Massacres au Soudan : les bourreaux frappent dans le silence général

Alors que les milices du général Hemetti se sont emparées de la ville d’El-Fasher le 26 octobre, exécutant des civils en masse, la communauté internationale laisse s’installer l’horreur.

Hamza Assadeck Abdoulrahman, 19 ans, l'un des rescapés d'El-Fasher ayant témoigné auprès de «Libération». (Joris Bolomey/Libération)
Publié le 11/11/2025 à 19h47

La guerre civile au Soudan fait partie des angles morts de la géopolitique mondiale. Un groupe paramilitaire y massacre en toute impunité des civils, sans que personne ne bouge malgré les alertes lancées par certains acteurs nationaux ou internationaux, notamment humanitaires. Et les armes continuent à affluer, sans que quiconque tente de couper ce robinet ouvert à volonté. Ainsi, il est de notoriété publique – bien qu’ils s’en défendent – que les Emirats arabes unis, appâtés par les richesses minières et agricoles du Soudan, arment massivement les Forces de soutien rapide (RSF) du général Hemetti qui viennent de se livrer à des exécutions massives de civils dans la ville d’El-Fasher, capitale du Darfour-Nord, conquise le 26 octobre. Une conquête qui permet désormais aux RSF de contrôler la quasi-totalité du Darfour alors que l’armée régulière était parvenue en début d’année à reprendre la capitale, Khartoum, et ses alentours, notre envoyé spécial l’avait alors largement raconté.
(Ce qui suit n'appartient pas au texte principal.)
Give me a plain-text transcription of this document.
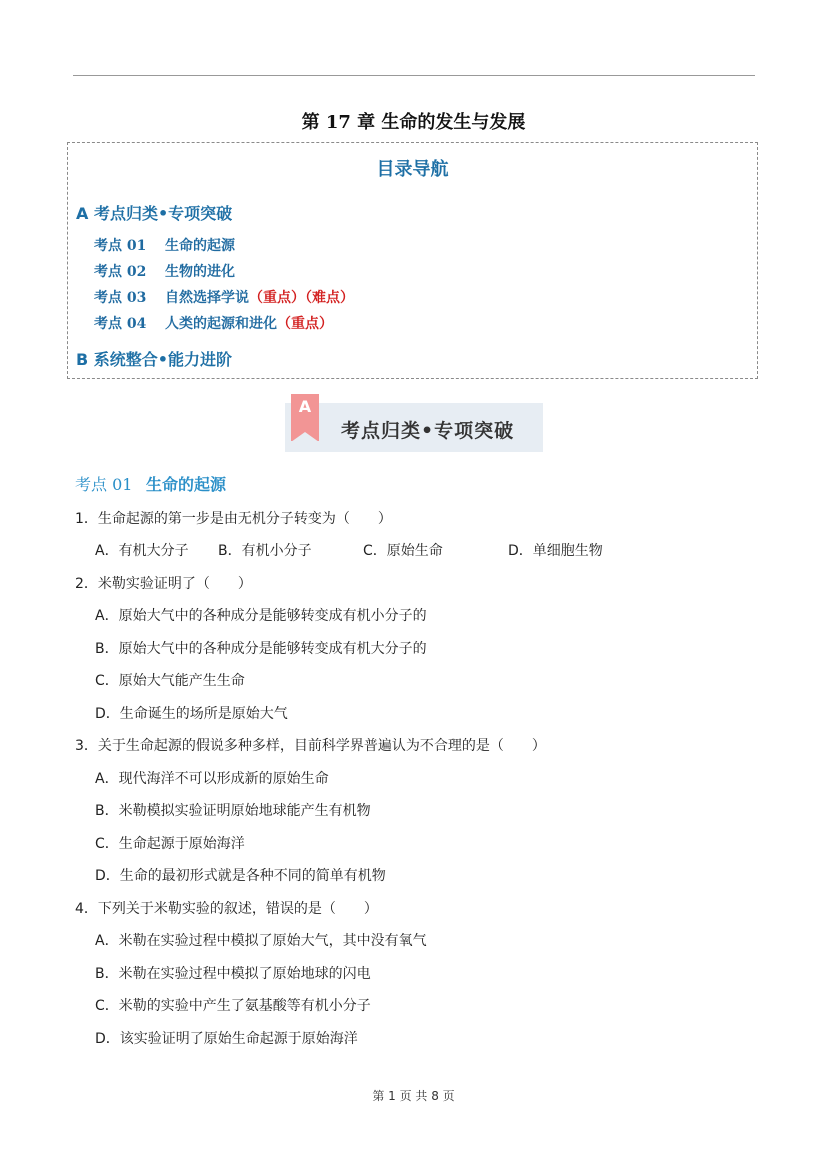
第 17 章 生命的发生与发展
目录导航
A 考点归类•专项突破
考点 01 生命的起源
考点 02 生物的进化
考点 03 自然选择学说（重点）（难点）
考点 04 人类的起源和进化（重点）
B 系统整合•能力进阶
A
考点归类•专项突破
考点 01 生命的起源
1．生命起源的第一步是由无机分子转变为（　　）
A．有机大分子 B．有机小分子	C．原始生命	D．单细胞生物
2．米勒实验证明了（　　）
A．原始大气中的各种成分是能够转变成有机小分子的
B．原始大气中的各种成分是能够转变成有机大分子的
C．原始大气能产生生命
D．生命诞生的场所是原始大气
3．关于生命起源的假说多种多样，目前科学界普遍认为不合理的是（　　）
A．现代海洋不可以形成新的原始生命
B．米勒模拟实验证明原始地球能产生有机物
C．生命起源于原始海洋
D．生命的最初形式就是各种不同的简单有机物
4．下列关于米勒实验的叙述，错误的是（　　）
A．米勒在实验过程中模拟了原始大气，其中没有氧气
B．米勒在实验过程中模拟了原始地球的闪电
C．米勒的实验中产生了氨基酸等有机小分子
D．该实验证明了原始生命起源于原始海洋
第 1 页 共 8 页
El-Fasher est désormais coupée du monde mais les bourreaux se sont filmés en train de massacrer les civils, cette tragédie est donc documentée de la pire façon. Nous avons voulu en savoir plus, par nous-mêmes, en interrogeant, à la frontière tchadienne, les survivants fuyant les tueries. Et leurs paroles, que nous rapportons, font froid dans le dos. Les civils soudanais sont seuls, abandonnés, pris en tenaille entre l’armée et les RSF qui, chacun, rêve de conquérir le pouvoir par les armes, au prix de crimes de guerre (commis par les deux camps) et de nettoyages ethniques (par les troupes de Hemetti). Les pays occidentaux pourraient faire pression sur les Emirats arabes unis afin qu’ils cessent leurs livraisons d’armes aux RSF, mais d’autres intérêts sont en jeu, notamment au Proche-Orient. Ce même Proche-Orient où les soutiens de l’armée régulière (Egypte, Turquie, Iran) ont aussi fort à faire ces temps-ci. La vie des civils soudanais représente pour eux peu de choses comparé à la consolidation de leurs propres régimes.